Intel, VIA, and ARM have been duking it out in the low power, low price laptop market for the past three years. And while Intel’s Atom chips are the reigning champs at the moment, Freescale, Qualcomm, NVIDIA, and a number of other companies with ARM-based chips could put a serious dent in Intel’s lead if so-called “smartbooks” with integrated 3G and always-connected internet access start to take off.
But what about AMD? When it comes to desktop and higher end laptop chips, AMD is Intel’s biggest rival. But the company has been all-but-absent in the netbook space. Sure, there are a few relatively low power and inexpensive chips in AMD’s lineup such as the AMD Neo MV-40. But very few laptops use that chipset, and those that do tend to get horrible battery life.
But it looks like AMD plans to start taking the netbook space more seriously in 2011. That’s when Hardware Central reports AMD will launch a new chip as part of its “Fusion” line that’s set to compete with Intel’s Atom chips.
Like the Intel Atom Pine Trail chip, AMD’s new processor will combine graphics and processing functions onto a single chip, which will use somewhere around 10 to 15 watts. That’s more power than an Atom chip uses, but much less than a typical AMD (or Intel, for that matter) laptop chip.

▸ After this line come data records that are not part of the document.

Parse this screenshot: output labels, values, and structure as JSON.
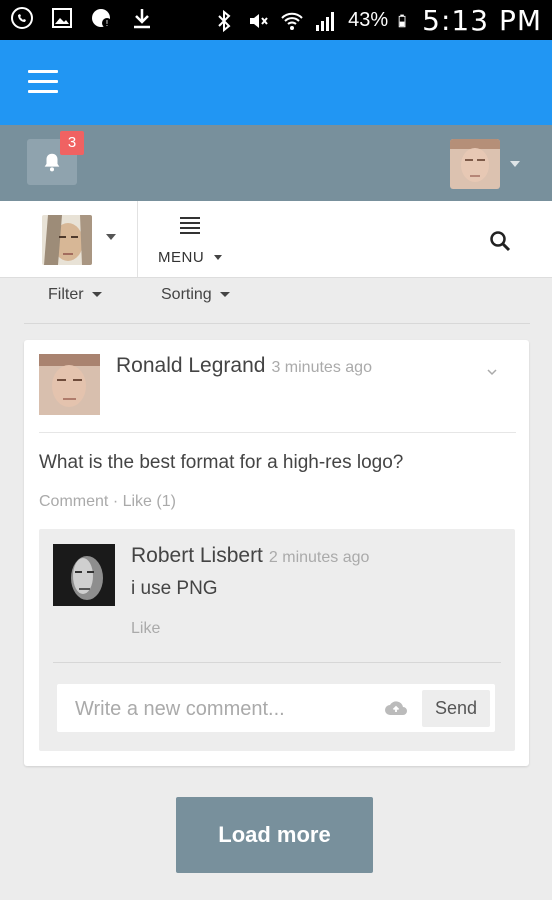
{
  "status_bar": {
    "battery": "43%",
    "time": "5:13 PM",
    "icons": [
      "whatsapp-icon",
      "gallery-icon",
      "notification-icon",
      "download-icon",
      "bluetooth-icon",
      "mute-icon",
      "wifi-icon",
      "signal-icon",
      "battery-icon"
    ]
  },
  "app_bar": {
    "menu_icon": "hamburger-icon",
    "color": "#2196f3"
  },
  "user_bar": {
    "notifications_count": "3",
    "color": "#78909c"
  },
  "toolbar": {
    "menu_label": "MENU"
  },
  "filters": {
    "filter_label": "Filter",
    "sorting_label": "Sorting"
  },
  "post": {
    "author": "Ronald Legrand",
    "time": "3 minutes ago",
    "text": "What is the best format for a high-res logo?",
    "comment_action": "Comment",
    "separator": "·",
    "like_action": "Like (1)"
  },
  "comment": {
    "author": "Robert Lisbert",
    "time": "2 minutes ago",
    "text": "i use PNG",
    "like_action": "Like"
  },
  "new_comment": {
    "placeholder": "Write a new comment...",
    "value": "",
    "send_label": "Send"
  },
  "load_more_label": "Load more"
}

The primary difference between AMD’s low power chip and the Intel Atom will be that AMD’s integrated graphics will be more on-par with a dedicated graphics card. AMD owns graphics card maker ATI. So while you pretty much need a Broadcom HD video accelerator or an NVIDIA ION card in order to watch 1080p HD video on an Atom powered netbook, machines with AMD’s upcoming chip should be able to handle HD video out of the box.
The AMD processor will be aimed primarily at notebooks with screen sizes of 12 inches or less.
While entering the netbook space more than 3 years after the launch of the first netbook might seem like a bad idea, one of the biggest complaints people have about today’s netbooks is that they aren’t powerful enough to perform certain tasks. If AMD and its hardware partners market the new platform to customers looking for thin and light laptops at a reasonable price with more powerful processors and graphics than you can find from an Atom based system, the company might be able to carve out a new niche — or redefine the market. Or maybe people will just compare the new platform favorably or unfavorably to Intel’s CULV processor line.